The novel dendritic cell receptor Siglec-1 binds sialyllactose moieties on HIV-1 membrane gangliosides, thereby enhancing HIV-1 transinfection.
Dendritic cells (DCs) are essential antigen-presenting cells for the induction of immunity against pathogens. However, HIV-1 spread is strongly enhanced in clusters of DCs and CD4 + T cells. Uninfected DCs capture HIV-1 and mediate viral transfer to bystander CD4 + T cells through a process termed trans-infection. Initial studies identified the C-type lectin DC-SIGN as the HIV-1 binding factor on DCs, which interacts with the viral envelope glycoproteins. Upon DC maturation, however, DC-SIGN is down-regulated, while HIV-1 capture and trans-infection is strongly enhanced via a glycoprotein-independent capture pathway that recognizes sialyllactose-containing membrane gangliosides. Here we show that the sialic acid-binding Ig-like lectin 1 (Siglec-1, CD169), which is highly expressed on mature DCs, specifically binds HIV-1 and vesicles carrying sialyllactose. Furthermore, Siglec-1 is essential for trans-infection by mature DCs. These findings identify Siglec-1 as a key factor for HIV-1 spread via infectious DC/T-cell synapses, highlighting a novel mechanism that mediates HIV-1 dissemination in activated tissues.

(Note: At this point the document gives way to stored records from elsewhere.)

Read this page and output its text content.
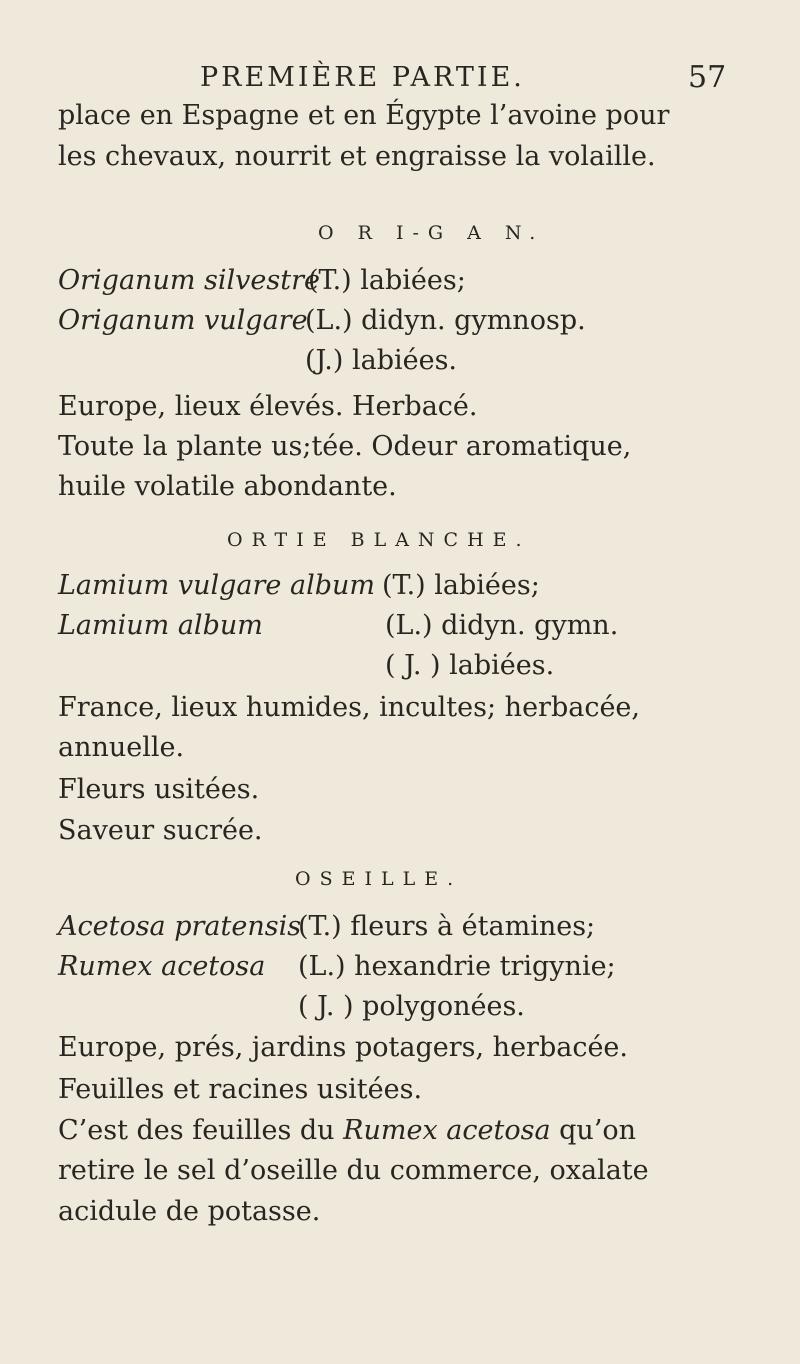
PREMIÈRE PARTIE.	57
place en Espagne et en Égypte l’avoine pour
les chevaux, nourrit et engraisse la volaille.
O R I-G A N.
Origanum silvestre
(T.) labiées;
Origanum vulgare
(L.) didyn. gymnosp.
(J.) labiées.
Europe, lieux élevés. Herbacé.
Toute la plante us;tée. Odeur aromatique,
huile volatile abondante.
ORTIE BLANCHE.
Lamium vulgare album (T.) labiées;
Lamium album	(L.) didyn. gymn.
( J. ) labiées.
France, lieux humides, incultes; herbacée,
annuelle.
Fleurs usitées.
Saveur sucrée.
OSEILLE.
Acetosa pratensis
(T.) fleurs à étamines;
Rumex acetosa (L.) hexandrie trigynie;
( J. ) polygonées.
Europe, prés, jardins potagers, herbacée.
Feuilles et racines usitées.
C’est des feuilles du Rumex acetosa qu’on
retire le sel d’oseille du commerce, oxalate
acidule de potasse.
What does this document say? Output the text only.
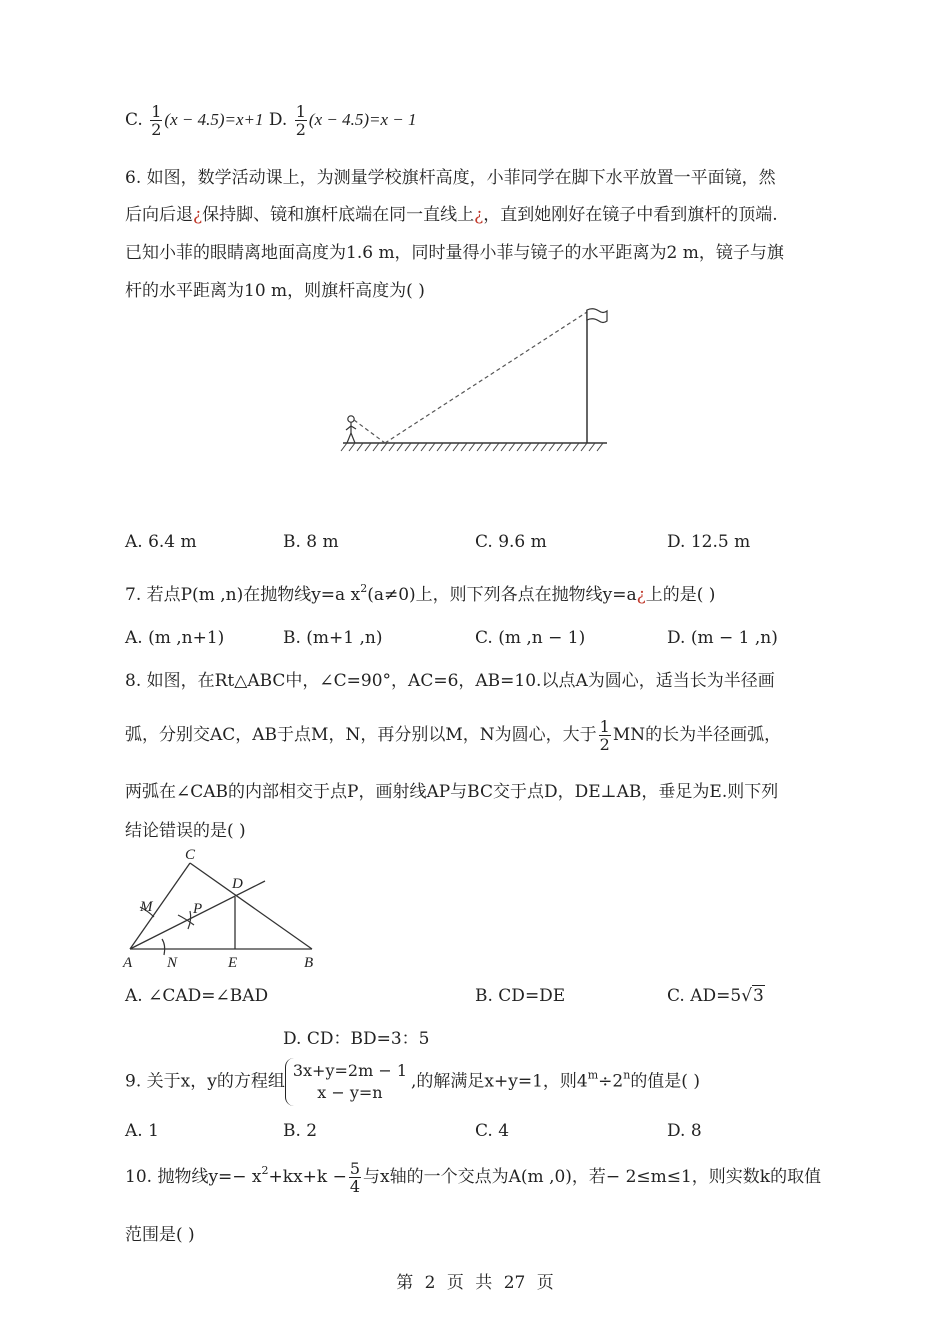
C. $\frac{1}{2} (x - 4.5)=x+1$ D. $\frac{1}{2} (x - 4.5)=x - 1$
6. 如图，数学活动课上，为测量学校旗杆高度，小菲同学在脚下水平放置一平面镜，然
后向后退¿保持脚、镜和旗杆底端在同一直线上¿，直到她刚好在镜子中看到旗杆的顶端.
已知小菲的眼睛离地面高度为1.6 m，同时量得小菲与镜子的水平距离为2 m，镜子与旗
杆的水平距离为10 m，则旗杆高度为( )
A. 6.4 m	B. 8 m	C. 9.6 m	D. 12.5 m
7. 若点P(m ,n)在抛物线y=a $x^2(a\ne 0)$上，则下列各点在抛物线y=a¿上的是( )
A. (m ,n+1)	B. (m+1 ,n)	C. (m ,n − 1)	D. (m − 1 ,n)
8. 如图，在Rt△ABC中，∠C=90°，AC=6，AB=10.以点A为圆心，适当长为半径画
弧，分别交AC，AB于点M，N，再分别以M，N为圆心，大于 $\frac{1}{2}$ MN的长为半径画弧，
两弧在∠CAB的内部相交于点P，画射线AP与BC交于点D，DE⊥AB，垂足为E.则下列
结论错误的是( )
C
D
M	P
A N	E	B
A. ∠CAD=∠BAD	B. CD=DE	C. AD=5√3
D. CD：BD=3：5
9. 关于x，y的方程组
3x+y=2m − 1
x − y=n
,的解满足x+y=1，则$4^m\div 2^n$的值是( )
A. 1	B. 2	C. 4	D. 8
10. 抛物线$y=- x^2+kx+k - \frac{5}{4}$ 与x轴的一个交点为A(m ,0)，若− 2≤m≤1，则实数k的取值
范围是( )
第 2 页 共 27 页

Mature dendritic cells (mDCs) capture and store infectious HIV-1 and subsequently infect neighboring CD4 + T cells in lymphoid organs. This process, known as trans-infection, is a key contributor to HIV pathogenesis, but the precise mechanism and the identity of the receptor on the mDC surface that recognizes viral particles remain controversial. Although the interaction of HIV-1 envelope glycoproteins with the C-type lectin DC-SIGN has been suggested to mediate HIV-1 capture and trans-infection, later studies revealed an envelope glycoprotein-independent virus capture mechanism in mDCs. Here, we identify Siglec-1 as the surface receptor on mDCs that boosts their uptake of HIV-1 and their capacity to trans-infect CD4 + cells, leading in turn to HIV-1 disease progression. Siglec-1 captures the virus by interacting with sialyllactose-containing gangliosides exposed on viral membranes. This indicates that Siglec-1 functions as a general binding molecule for any vesicle carrying sialyllactose in its membrane, including exosomes and other viruses. We suggest that this natural pathway through mDC, which would normally lead to antigen processing and presentation, has been subverted by HIV-1 for its own storage and transmission.